Berbeda halnya ketika Mata Najwa menghadirkan narasumber Ruhut Sitompul dan Fadli Zon terkait kasus Freeport yang melibatkan Setya Novanto sebagaimana diangkat oleh Yons Ahmad. Matanya kembali tajam, pertanyaannya menusuk dan menukik seperti istilah Munir. Dalam tayangan tersebut, Yons melihat Najwa lebih banyak memberikan porsi bicara kepada Ruhut daripada Fadil. Yons mengatakan, "Najwa sangat tendensius dalam acara itu, dia begitu memberikan kesempatan Ruhut untuk bicara apa saja tapi kerap betul memotong pembicaraan Fadli Zon."
Sebagai pembawa acara, Najwa memiliki kuasa yang diberikan oleh media tempatnya bekerja untuk melakukan hal itu. Secara politis, Fadil memang berseberangan dengan Surya Paloh. Sementara itu, Ruhut berada dalam kelompok yang sama dengan bos Metro TV tersebut. Jadi, tidak heran jika Najwa terkesan berat sebelah dalam perdebatan antara Fadil dan Ruhut. Sebagai pembawa acara, idealnya Najwa bersikap netral. Sikap Najwa yang dirasa kurang netral oleh Yons tersebut menunjukan dominasi kelas penguasa, dalam hal ini pemilik stasiun tv tempatnya bekarja, terhadap dirinya.

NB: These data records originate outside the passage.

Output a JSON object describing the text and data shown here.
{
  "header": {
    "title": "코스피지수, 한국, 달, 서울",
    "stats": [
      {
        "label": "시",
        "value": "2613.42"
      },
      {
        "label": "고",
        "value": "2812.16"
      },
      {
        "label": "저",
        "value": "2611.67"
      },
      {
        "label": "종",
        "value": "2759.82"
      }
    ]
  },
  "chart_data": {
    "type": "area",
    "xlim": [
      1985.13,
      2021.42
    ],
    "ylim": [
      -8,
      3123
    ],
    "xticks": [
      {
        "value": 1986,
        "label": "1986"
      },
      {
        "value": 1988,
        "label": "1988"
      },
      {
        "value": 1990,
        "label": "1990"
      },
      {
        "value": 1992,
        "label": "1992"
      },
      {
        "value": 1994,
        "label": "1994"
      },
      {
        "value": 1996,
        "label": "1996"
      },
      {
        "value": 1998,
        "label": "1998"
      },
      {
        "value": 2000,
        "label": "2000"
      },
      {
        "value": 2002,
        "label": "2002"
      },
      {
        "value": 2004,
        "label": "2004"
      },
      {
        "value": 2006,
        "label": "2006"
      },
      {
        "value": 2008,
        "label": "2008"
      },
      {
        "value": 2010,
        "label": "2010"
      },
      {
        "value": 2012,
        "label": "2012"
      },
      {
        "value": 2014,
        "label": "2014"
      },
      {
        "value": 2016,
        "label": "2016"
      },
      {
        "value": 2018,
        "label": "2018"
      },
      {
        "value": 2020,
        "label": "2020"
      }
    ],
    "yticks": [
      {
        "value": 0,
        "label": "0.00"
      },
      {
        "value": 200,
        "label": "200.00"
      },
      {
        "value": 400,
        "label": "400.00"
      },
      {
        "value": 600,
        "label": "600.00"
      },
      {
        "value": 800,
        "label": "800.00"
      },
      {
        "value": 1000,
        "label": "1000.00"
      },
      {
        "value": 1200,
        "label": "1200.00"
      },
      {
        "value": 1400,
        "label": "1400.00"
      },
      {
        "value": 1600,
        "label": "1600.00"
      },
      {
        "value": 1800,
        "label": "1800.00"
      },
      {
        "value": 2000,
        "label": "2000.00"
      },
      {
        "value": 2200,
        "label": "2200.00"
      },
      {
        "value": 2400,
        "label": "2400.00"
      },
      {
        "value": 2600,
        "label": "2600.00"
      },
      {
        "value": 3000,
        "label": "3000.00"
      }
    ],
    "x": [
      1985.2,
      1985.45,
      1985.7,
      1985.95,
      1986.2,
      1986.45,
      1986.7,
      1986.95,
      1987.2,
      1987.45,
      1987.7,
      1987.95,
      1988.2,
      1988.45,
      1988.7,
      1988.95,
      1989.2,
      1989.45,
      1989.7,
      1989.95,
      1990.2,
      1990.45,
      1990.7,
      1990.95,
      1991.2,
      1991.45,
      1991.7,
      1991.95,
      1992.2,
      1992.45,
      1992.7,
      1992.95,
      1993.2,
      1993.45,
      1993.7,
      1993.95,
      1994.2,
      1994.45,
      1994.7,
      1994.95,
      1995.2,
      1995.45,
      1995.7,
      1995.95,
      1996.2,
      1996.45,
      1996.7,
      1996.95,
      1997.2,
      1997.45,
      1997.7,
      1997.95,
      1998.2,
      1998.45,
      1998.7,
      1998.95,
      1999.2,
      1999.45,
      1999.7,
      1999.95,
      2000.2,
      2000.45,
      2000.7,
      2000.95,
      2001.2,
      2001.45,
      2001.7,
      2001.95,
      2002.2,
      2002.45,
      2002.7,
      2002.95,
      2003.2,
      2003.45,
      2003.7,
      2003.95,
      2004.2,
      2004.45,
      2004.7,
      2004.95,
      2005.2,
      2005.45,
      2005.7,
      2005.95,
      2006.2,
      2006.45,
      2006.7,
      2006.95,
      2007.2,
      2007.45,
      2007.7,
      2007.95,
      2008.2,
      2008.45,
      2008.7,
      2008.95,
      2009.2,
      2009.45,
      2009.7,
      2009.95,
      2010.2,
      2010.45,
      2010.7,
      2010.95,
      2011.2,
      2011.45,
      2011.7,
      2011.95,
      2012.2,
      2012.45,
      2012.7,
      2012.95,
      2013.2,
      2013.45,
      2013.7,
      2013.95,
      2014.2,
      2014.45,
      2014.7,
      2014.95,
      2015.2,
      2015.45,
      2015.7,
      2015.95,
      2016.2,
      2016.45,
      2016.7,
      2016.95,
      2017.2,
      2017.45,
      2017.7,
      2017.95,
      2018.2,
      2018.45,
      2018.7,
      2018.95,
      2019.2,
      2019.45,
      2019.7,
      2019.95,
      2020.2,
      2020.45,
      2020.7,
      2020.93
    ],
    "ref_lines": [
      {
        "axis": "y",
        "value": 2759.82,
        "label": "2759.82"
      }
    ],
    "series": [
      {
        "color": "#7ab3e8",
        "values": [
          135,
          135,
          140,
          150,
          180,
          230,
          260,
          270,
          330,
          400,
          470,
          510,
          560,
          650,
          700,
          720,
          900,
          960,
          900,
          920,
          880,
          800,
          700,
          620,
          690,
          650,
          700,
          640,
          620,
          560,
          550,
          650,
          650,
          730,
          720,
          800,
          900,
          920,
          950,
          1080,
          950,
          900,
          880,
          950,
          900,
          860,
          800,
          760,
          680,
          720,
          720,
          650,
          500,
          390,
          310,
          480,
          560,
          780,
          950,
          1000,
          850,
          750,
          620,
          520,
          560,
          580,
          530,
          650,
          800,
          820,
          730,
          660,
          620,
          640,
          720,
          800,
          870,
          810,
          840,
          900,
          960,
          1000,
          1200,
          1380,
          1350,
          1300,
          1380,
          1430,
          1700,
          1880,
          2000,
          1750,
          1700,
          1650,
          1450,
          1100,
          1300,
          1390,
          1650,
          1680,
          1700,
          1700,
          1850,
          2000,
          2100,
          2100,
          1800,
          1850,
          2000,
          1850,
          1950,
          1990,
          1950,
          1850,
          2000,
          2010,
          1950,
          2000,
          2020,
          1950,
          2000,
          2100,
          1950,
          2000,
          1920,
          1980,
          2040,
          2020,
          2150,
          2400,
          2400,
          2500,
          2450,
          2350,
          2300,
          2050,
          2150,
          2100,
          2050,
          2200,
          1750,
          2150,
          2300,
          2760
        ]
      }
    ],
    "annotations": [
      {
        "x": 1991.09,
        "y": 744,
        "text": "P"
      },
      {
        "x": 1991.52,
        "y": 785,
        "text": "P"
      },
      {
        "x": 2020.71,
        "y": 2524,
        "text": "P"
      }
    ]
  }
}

Sebagai narasumber yang diundang, Fadli berada dalam kuasa media yang mengundangnya. Kekuasaan itu direpresentasikan oleh sikap Najwa yang menurut Yons sering memotong pembicaraan Fadli. Ada 3 pilihan yang bisa diambil Fadli sebagai pihak yang didominasi sebagaimana yang dikatakan Seno: mengikuti, negosiasi, atau resistensi. Saya melihat, Fadil tidak benar-benar resisten terhadap tayangan tersebut meski saya percaya dia juga sudah tahu situasi yang akan dihadapinya. Jika resisten, tentu dia akan menolak datang. Fadli, menurut saya, memilih negosiasi. Dia datang, tapi tidak sepenuhnya tunduk. Sebagai pihak yang terdominasi, ia memanfaat tayangan itu untuk menyampaikan pemikirannya yang berseberangan dengan ideologi pemilik media yang mengundangnya.
Demikianlah relasi ideologis Mata Najwa terkait pemilik modal dan narasumber yang diundangnya sebagaimana tampak dalam tulisan Munir dan Yons. Simpulannya, ideologi media pasti akan sejalan dengan pemilik modalnya. Jadi, jangan terlalu berharap, Mata Najwa, misalnya, akan mampu memainkan peran media yang netral. Begitu.